Google Notebooks Come With Verizon 3G
It's a surprising addition to the highly anticipated unveiling of devices using the new OS. Google announced the computers and features of the OS at a media event at Dogpatch Studios, which sits in a hip, Web 2.0-heavy neighborhood of the city.
Initial notebooks using the Chrome OS will come from Acer Inc. and Samsung Corp. in mid-2011. Google will give out beta pilot ones until then. No word yet on when Chrome will arrive on tablets and other devices.
The Verizon Communications Inc. (NYSE: VZ) connectivity is optional to activate, but it's available without a contract at plans that start "from $9.99." (That was on a PowerPoint slide; Google didn't specify what you get for that money.)
The 3G connectivity will be sold on a pay-as-you-go basis, said Sundar Pichai, Google's vice president of product management. Users will get 100MB of free data usage every month for two years; Google's presentation, still ongoing at press time, hadn't yet specified what happens beyond those limits. (Google hadn't even mentioned the price of the computers yet!)

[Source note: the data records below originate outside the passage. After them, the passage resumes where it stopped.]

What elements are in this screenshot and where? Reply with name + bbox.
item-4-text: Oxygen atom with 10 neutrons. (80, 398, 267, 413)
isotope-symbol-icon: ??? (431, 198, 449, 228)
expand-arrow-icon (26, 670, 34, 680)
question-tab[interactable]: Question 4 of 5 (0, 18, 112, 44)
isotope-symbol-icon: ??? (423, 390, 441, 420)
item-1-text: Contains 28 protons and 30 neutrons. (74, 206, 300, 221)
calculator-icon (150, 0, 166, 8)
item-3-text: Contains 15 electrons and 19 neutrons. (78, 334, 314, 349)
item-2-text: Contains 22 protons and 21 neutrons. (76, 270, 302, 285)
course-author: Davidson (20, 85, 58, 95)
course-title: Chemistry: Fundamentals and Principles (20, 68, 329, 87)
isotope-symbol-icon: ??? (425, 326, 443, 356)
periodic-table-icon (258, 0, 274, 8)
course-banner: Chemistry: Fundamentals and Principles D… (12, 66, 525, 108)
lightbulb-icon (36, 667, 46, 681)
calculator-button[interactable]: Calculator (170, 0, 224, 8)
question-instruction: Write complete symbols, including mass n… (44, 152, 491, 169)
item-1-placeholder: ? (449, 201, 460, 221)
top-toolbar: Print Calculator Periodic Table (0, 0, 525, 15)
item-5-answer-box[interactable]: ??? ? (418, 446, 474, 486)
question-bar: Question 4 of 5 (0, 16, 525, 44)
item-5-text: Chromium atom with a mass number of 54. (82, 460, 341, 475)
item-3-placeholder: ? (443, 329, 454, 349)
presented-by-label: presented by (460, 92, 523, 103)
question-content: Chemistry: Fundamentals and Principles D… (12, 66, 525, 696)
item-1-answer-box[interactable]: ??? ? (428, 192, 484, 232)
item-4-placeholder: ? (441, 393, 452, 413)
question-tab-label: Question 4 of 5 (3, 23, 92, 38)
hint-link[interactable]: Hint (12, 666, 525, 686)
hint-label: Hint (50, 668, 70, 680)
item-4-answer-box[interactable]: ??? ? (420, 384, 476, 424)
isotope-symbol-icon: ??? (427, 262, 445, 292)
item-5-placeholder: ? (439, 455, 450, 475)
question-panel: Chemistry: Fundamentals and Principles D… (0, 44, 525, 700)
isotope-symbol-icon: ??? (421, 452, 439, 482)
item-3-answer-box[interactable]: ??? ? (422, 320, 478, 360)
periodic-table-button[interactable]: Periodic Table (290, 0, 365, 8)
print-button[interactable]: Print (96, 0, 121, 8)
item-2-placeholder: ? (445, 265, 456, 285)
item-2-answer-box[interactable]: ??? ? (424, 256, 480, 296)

Of course, Verizon makes sense as a cellular partner. The company and Google have settled many of their differences and put forth a set of (highly criticized) suggestions for US broadband policy, as well as working closely together on Android smartphones. (See Verizon & Google Define an 'Open Internet'.)
Google's Chrome OS is an open-source operating system designed for a world where, for many users, the Web has basically become the computer. Pichai pointed out that since about 2004 it's hard to identify any non-Web application that's scaled to millions of users.
Like the Chrome browser, the OS is built for speed. Google boasted that initial setup takes less than 60 seconds. The computer also recovers from standby mode almost instantly.